BY THOMAS LEE
Upon a ridge of the north east facing slope of the Jonkershoek valley, sits an important feature of the reserve. The little green fire hut, which once overlooked the great green slopes of the Square Tower Peak and the Twin Peaks, is now faced, quite literally, with the prospect of a dark future. A future within which time will eventually heal. The recent fires, which ripped through the valley, Assegaaibos as well as the Stellenbosch mountain, were devastating. Houses were destroyed, firefighters were injured, expenditure was in full force as resources were depleted and many were left to watch whilst their place of worship was burnt and scarred only to resemble a post-apocalyptic world. A sad and desolate time awaits the Jonkershoek Valley. However, it once again provides its prophets with life lessons through its despair.
The natural world and society are ever connected. This constant phenomenon was highlighted by one of the great naturalists, Alexander von Humboldt. As humans, we reap what we sow. This notion can be attributed to almost all aspects of life.
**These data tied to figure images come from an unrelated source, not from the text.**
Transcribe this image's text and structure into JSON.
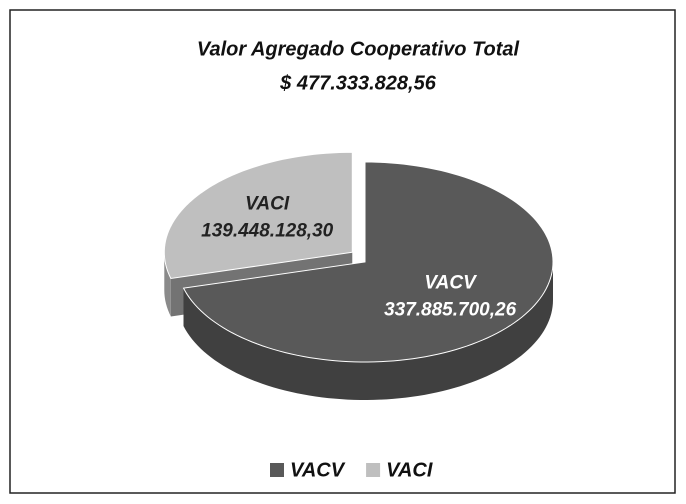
{
  "chart_data": {
    "type": "pie",
    "title": "Valor Agregado Cooperativo Total",
    "subtitle": "$ 477.333.828,56",
    "categories": [
      "VACV",
      "VACI"
    ],
    "values": [
      337885700.26,
      139448128.3
    ],
    "value_labels": [
      "337.885.700,26",
      "139.448.128,30"
    ],
    "colors": [
      "#595959",
      "#bfbfbf"
    ],
    "legend": "bottom"
  }
}
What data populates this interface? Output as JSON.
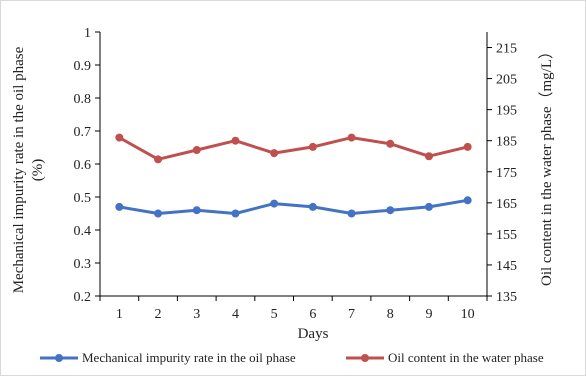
{
  "chart_data": {
    "type": "line",
    "xlabel": "Days",
    "ylabel_left_line1": "Mechanical impurity rate in the oil phase",
    "ylabel_left_line2": "(%)",
    "ylabel_right": "Oil content in the water phase（mg/L）",
    "x": [
      1,
      2,
      3,
      4,
      5,
      6,
      7,
      8,
      9,
      10
    ],
    "ylim_left": [
      0.2,
      1
    ],
    "yticks_left": [
      "0.2",
      "0.3",
      "0.4",
      "0.5",
      "0.6",
      "0.7",
      "0.8",
      "0.9",
      "1"
    ],
    "ylim_right": [
      135,
      220
    ],
    "yticks_right": [
      "135",
      "145",
      "155",
      "165",
      "175",
      "185",
      "195",
      "205",
      "215"
    ],
    "grid": false,
    "legend_position": "bottom",
    "series": [
      {
        "name": "Mechanical impurity rate in the oil phase",
        "axis": "left",
        "color": "#4472c4",
        "values": [
          0.47,
          0.45,
          0.46,
          0.45,
          0.48,
          0.47,
          0.45,
          0.46,
          0.47,
          0.49
        ]
      },
      {
        "name": "Oil content in the water phase",
        "axis": "right",
        "color": "#c0504d",
        "values": [
          186,
          179,
          182,
          185,
          181,
          183,
          186,
          184,
          180,
          183
        ]
      }
    ]
  }
}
What we put in we will get out. In the context of immersing ourselves in the natural world, we are subconsciously learning and taking note of how nature goes about its day to day routine. It is from here where valuable life lessons are learnt. The first lesson which Jonkershoek ever taught me was to always be organised and ready for what the day of trail running or hiking had in store. This gave me a sense of purpose when I was to get ready for any ordinary day. I was finally able to set an intention as to what I was to achieve. This came down to two vital aspects. These being, without an objective, I couldn’t achieve an aim. The teachings of Jonkershoek didn’t end there. In many instances, certain realisations or epiphanies came about and I took hard knocks in the process.
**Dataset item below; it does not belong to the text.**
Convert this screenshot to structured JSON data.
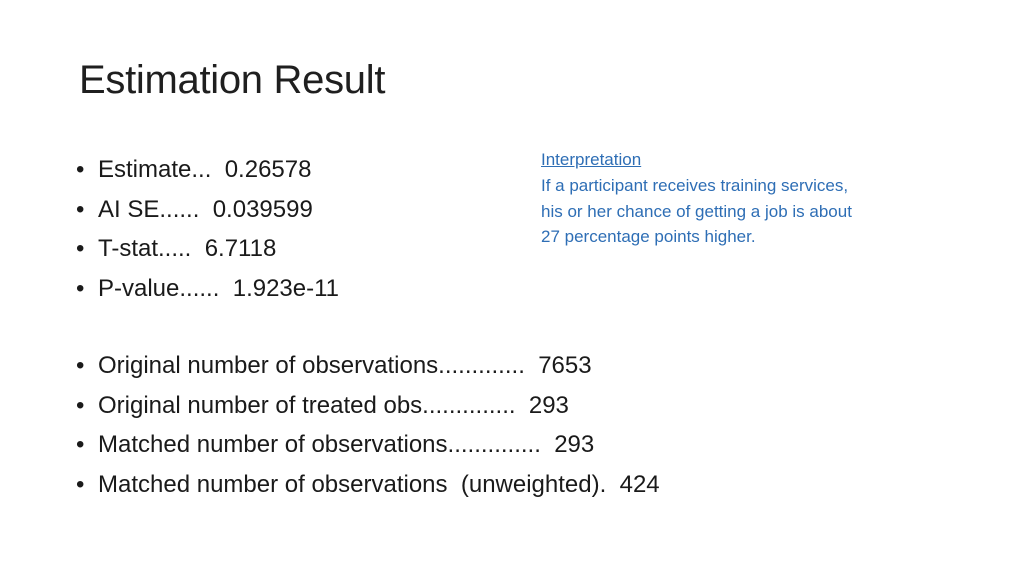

Another important aspect that I have taken away from the Jonkershoek Valley is that it is okay to be alone with one’s own thoughts. To delve deep into how you feel in a moment and to process that feeling, can only come from self-reflection. Where better to be with ones thoughts than in an ancient landscape that has preceded everything that makes us human. The valley has no stereotypes, no hate, and most importantly, it accepts those who accept it for what it is…a place to be respected and cherished. Perhaps that is the most valuable lesson to come from the 11 000ha piece of land. That being that respect comes from being respected. It is a mutual phenomenon. I have once been negligent in traversing across areas where I should not have been and I paid the price for it.
The latest, and most personal, life lesson that I have taken away from my greatest teacher occurred last week. As I stared up towards the smouldering peaks which make up the valley, I thought about all the death and destruction that had occurred over those four or five days of burning. It disturbed me that the fauna and flora that I had once known, would no longer be there and that when I went for my weekly long run, I would be in a place which, perhaps, I did not know anymore. However, as I ran back towards Stellenbosch, I realised that fynbos has to burn to spread its seed. According to Cape Nature, fynbos has to burn every 12-20 years in order for a healthy lifecycle to occur. Its very existence comes from destruction. In stating this, nothing is constant. And whilst nothing is constant, growth can come from an end to something that was so violently destroyed. The phoenix rises from the ashes of its descendant.
I will forever cherish the fauna and flora that have already taught me so many lessons. However, most of what I knew is gone now, yet, from the same foundation will come more lessons and love from the not so inanimate Jonkershoek. If you are still reading this and you have not immersed yourself in the unknown, I encourage you to learn from objects which prevail in the natural world. It is time that more humans in society pay careful attention to the lessons that mother nature exposes to us. In this very instance, what I took away from my teacher was that an end isn’t an end in the ordinary sense of the word. Instead, it is merely the beginning of something to come.